About Abbington House
Why Abbington House Was Created
Abbington House was established because we believed residential treatment could be delivered differently.
Many of us had seen large, impersonal settings where clients felt processed rather than understood. Others had experienced recovery themselves and knew how important steadiness and consistency were in the early stages.
We wanted to create a smaller residential service where care is structured but not aggressive, clinically sound but human, and consistent from day to day.
Abbington House exists to provide contained, accountable treatment in an environment where people are known personally, not managed at scale.
Who We Are
Abbington House was founded by people with lived experience of addiction and recovery, alongside clinicians with years of experience in structured treatment settings.
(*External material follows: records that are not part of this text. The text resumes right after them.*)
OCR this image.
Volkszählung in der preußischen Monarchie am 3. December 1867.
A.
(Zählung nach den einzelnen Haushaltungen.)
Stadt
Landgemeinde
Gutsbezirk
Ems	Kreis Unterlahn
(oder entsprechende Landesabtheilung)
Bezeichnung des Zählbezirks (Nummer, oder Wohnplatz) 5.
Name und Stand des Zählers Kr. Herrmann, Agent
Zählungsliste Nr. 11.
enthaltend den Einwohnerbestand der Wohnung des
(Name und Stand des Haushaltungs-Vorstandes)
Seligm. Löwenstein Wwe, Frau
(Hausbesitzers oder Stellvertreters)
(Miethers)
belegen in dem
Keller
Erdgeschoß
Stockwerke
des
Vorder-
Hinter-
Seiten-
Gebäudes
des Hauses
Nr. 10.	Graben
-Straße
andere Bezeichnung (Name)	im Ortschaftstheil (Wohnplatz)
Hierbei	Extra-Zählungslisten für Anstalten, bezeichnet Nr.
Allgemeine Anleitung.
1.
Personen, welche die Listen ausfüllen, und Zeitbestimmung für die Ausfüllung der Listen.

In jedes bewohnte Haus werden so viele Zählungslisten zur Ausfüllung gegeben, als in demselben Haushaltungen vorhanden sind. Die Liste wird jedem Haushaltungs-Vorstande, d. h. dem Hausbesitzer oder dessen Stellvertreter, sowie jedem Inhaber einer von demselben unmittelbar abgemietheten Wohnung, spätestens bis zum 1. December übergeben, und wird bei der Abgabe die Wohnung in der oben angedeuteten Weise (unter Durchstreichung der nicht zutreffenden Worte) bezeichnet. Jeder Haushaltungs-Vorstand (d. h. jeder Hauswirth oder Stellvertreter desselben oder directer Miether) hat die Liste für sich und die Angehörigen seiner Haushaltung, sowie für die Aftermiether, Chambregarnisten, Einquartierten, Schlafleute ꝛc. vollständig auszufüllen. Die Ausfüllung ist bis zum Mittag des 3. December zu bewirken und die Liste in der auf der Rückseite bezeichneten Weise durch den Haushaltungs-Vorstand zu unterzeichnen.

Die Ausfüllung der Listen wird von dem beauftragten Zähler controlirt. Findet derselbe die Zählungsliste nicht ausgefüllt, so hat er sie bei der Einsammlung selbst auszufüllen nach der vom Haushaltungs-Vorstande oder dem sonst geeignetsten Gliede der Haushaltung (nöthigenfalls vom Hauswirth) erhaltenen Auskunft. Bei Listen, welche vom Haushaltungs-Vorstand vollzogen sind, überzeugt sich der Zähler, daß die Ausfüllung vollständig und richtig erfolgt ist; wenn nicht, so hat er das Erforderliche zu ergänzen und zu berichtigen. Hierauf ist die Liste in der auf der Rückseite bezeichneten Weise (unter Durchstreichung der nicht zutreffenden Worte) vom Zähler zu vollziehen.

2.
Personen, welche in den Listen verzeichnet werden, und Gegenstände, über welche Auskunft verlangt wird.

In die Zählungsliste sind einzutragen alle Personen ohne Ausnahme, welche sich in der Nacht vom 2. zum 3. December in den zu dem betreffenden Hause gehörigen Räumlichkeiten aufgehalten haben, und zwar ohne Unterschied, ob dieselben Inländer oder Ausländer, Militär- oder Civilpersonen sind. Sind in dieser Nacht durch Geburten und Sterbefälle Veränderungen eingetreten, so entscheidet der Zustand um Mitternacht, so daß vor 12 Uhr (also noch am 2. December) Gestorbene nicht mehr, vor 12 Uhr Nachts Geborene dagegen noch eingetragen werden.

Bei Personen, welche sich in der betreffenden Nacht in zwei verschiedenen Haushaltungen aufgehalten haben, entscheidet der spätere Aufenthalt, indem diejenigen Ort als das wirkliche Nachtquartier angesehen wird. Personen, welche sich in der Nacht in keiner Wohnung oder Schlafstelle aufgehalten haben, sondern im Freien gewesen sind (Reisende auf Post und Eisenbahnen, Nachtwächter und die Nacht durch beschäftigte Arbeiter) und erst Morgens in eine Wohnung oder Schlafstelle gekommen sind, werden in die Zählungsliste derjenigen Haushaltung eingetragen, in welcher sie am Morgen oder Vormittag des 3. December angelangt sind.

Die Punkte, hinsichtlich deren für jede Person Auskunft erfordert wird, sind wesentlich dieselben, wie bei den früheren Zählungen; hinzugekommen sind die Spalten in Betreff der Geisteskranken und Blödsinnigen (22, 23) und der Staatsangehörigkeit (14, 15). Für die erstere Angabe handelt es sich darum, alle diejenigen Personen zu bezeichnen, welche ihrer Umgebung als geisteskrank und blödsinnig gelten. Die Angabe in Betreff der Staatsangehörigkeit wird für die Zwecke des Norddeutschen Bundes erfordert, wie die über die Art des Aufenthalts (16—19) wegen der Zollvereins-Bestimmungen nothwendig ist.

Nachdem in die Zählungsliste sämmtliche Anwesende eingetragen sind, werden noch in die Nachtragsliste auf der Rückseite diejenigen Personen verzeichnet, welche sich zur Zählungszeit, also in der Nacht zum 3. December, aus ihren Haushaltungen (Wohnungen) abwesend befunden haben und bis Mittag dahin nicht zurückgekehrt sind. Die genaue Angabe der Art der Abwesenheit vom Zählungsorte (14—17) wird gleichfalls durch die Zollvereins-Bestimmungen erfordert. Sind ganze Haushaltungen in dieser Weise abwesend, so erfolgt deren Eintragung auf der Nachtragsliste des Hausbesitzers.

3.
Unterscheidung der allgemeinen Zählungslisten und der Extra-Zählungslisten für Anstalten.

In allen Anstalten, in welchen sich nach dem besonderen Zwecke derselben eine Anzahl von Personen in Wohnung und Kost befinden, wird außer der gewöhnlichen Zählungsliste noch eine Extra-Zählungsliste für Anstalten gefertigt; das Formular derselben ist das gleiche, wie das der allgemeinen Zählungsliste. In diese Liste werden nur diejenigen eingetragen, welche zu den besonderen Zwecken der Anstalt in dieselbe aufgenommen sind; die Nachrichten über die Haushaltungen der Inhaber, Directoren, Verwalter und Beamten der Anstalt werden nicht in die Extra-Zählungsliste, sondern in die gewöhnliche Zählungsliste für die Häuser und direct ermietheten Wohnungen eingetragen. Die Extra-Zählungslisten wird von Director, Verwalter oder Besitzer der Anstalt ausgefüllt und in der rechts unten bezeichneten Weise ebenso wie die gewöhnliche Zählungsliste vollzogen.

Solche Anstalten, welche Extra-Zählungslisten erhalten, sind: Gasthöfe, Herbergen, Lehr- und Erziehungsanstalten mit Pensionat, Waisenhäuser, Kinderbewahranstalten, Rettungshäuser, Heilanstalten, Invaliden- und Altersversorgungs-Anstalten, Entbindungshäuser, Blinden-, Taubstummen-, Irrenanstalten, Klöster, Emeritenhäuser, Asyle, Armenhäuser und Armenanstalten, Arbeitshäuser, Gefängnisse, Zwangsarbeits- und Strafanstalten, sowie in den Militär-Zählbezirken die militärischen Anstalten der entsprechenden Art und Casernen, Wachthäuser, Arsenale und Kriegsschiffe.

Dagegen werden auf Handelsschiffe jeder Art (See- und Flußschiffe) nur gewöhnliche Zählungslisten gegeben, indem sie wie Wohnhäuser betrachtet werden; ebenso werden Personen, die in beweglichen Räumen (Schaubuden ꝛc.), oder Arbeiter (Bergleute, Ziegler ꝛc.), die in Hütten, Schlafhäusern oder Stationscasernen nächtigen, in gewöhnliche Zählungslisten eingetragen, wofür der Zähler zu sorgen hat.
That combination shapes how we think about care.
Lived experience brings understanding, empathy, and credibility. Clinical training provides structure, boundaries, and accountability. Neither stands alone.
We are a small, private residential service. This allows us to work at a human pace, pay close attention to each individual, and maintain consistency in how care is delivered.
Decisions are guided by what is clinically appropriate and emotionally safe, not by volume, targets, or rigid programming.
How We Work

How We Work
Care is reviewed regularly and discussed as a team. This shared responsibility helps ensure support remains steady and accountable throughout a person’s stay.
We recognise that many people entering treatment have experienced trauma, and that this shapes how they respond to structure, authority and vulnerability. Care is delivered with sensitivity to that reality.
We are also mindful of neurodivergence and the ways differences in processing, communication or sensory experience can affect engagement with treatment.
Care Beyond the Residential Stay
Residential treatment is one part of a longer recovery journey. From the outset, we are clear that what happens after someone leaves matters.
Our role is to help people prepare realistically for what comes next, encouraging reflection on ongoing support, practical planning and continued engagement with therapeutic or community resources.
Families are included in that planning where appropriate, and supported to understand their role in longer-term recovery.